Elle approuva du chef avant de poursuivre :
-Si Alex ne vous l'avait pas dit, c'est sans doute qu'il souhaitait que vous vous en rappeliez de vous même. Je crois que s'il insiste pour que vous restiez ici c'est parce que vous êtes le seul à pouvoir lui parler de son père. Mais il ne veut pas vous obliger à le faire.
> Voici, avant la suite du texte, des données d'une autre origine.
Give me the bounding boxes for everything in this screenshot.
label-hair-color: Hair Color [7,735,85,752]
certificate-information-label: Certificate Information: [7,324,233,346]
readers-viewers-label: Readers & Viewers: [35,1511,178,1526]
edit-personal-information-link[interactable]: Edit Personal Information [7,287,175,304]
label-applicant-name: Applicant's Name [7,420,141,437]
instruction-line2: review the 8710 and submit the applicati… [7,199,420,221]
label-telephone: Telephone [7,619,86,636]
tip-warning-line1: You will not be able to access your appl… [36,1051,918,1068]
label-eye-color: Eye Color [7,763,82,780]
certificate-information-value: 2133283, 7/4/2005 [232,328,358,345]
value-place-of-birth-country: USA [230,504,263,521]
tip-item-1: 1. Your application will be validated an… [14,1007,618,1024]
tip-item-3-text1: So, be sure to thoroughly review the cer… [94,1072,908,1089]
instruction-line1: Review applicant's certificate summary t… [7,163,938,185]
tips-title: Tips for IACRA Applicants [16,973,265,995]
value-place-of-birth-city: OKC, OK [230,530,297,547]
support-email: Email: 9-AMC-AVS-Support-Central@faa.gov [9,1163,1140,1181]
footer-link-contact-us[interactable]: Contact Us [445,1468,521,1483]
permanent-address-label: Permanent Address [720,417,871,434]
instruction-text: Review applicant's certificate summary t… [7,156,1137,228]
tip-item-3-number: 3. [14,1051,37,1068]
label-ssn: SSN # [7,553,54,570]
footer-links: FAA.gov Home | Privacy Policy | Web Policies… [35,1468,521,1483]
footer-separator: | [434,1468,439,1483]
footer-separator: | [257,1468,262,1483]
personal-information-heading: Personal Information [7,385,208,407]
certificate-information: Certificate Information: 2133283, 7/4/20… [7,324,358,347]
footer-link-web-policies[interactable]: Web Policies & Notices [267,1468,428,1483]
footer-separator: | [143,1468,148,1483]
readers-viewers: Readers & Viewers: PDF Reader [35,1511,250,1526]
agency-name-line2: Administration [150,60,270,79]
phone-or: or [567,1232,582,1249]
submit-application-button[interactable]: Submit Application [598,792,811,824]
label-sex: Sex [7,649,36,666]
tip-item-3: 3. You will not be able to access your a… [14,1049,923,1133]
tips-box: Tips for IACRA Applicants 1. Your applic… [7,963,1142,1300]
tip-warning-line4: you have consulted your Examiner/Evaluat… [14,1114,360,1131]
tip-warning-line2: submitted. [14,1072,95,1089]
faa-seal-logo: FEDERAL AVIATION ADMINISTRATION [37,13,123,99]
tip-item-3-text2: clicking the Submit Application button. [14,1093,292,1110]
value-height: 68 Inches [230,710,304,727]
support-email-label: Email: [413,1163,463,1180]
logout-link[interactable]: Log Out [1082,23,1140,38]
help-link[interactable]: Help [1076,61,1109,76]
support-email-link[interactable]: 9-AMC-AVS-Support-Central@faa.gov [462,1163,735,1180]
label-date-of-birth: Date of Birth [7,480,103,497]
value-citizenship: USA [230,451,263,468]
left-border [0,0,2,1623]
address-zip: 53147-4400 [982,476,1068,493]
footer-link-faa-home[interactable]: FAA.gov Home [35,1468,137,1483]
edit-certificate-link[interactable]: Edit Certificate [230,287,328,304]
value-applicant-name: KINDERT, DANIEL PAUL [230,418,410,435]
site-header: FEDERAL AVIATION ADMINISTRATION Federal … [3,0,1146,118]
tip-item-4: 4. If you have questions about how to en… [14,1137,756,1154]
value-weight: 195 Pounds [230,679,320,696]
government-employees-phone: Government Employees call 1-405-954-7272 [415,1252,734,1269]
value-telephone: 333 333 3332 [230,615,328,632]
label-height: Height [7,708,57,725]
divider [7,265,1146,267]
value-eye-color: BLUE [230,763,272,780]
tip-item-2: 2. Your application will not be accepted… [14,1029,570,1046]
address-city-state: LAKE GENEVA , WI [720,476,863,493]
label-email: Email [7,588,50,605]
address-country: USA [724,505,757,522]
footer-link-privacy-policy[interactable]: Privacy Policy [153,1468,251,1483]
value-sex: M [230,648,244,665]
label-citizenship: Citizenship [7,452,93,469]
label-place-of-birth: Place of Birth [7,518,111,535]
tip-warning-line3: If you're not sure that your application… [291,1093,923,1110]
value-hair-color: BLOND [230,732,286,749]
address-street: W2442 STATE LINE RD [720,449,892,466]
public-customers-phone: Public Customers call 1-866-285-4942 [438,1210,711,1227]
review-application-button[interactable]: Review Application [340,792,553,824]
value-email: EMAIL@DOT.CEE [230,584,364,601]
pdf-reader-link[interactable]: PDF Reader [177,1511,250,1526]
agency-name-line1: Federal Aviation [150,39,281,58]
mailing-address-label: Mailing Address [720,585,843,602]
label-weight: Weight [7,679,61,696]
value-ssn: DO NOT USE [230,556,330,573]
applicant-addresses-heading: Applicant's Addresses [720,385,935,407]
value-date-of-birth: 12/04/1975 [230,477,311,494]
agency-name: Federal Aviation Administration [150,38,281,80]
Yassen traduisit sa pensée :
-Il veut que sa vienne de moi.
Il poussa un soupir. S'il pouvait revenir en arrière, il effacerait ce moment. Il garderait ce secret pour lui. Il regrettait.
-Je ne lui dirai pas que je m'en souviens, finit par décider Yassen.
Une partie de Jack voulait respecter le choix du Russe mais elle pensait surtout à Alex :
-Il vous fait confiance, il ...
La jeune femme s'interrompit en l'observant.
Une expression de douleur brisa le masque froid du Russe. Mais ce n'était pas dû à une douleur physique.
C'était plus profond. Comme une blessure qui ne pourrait jamais cicatriser même après des années.
-Je n'oublierai jamais John Rider. Ça fait déjà quatorze ans qu'il a disparu mais une partie de moi ne l'a toujours pas accepté. Pour Alex ça doit être pire. Je ne veux pas qu'il ressente cette douleur.
Jack resta silencieuse.
Elle n'aurait jamais qu'un comme tel que lui pouvait témoigner de l'empathie. Sa méfiance envers Yassen demeurait tout de même, pourtant, elle comprenait peu à peu qu'il avait sa vision du monde.
Elle n'était pas d'accord avec lui et elle ne le serait peut être jamais. Mais elle respectait ses choix.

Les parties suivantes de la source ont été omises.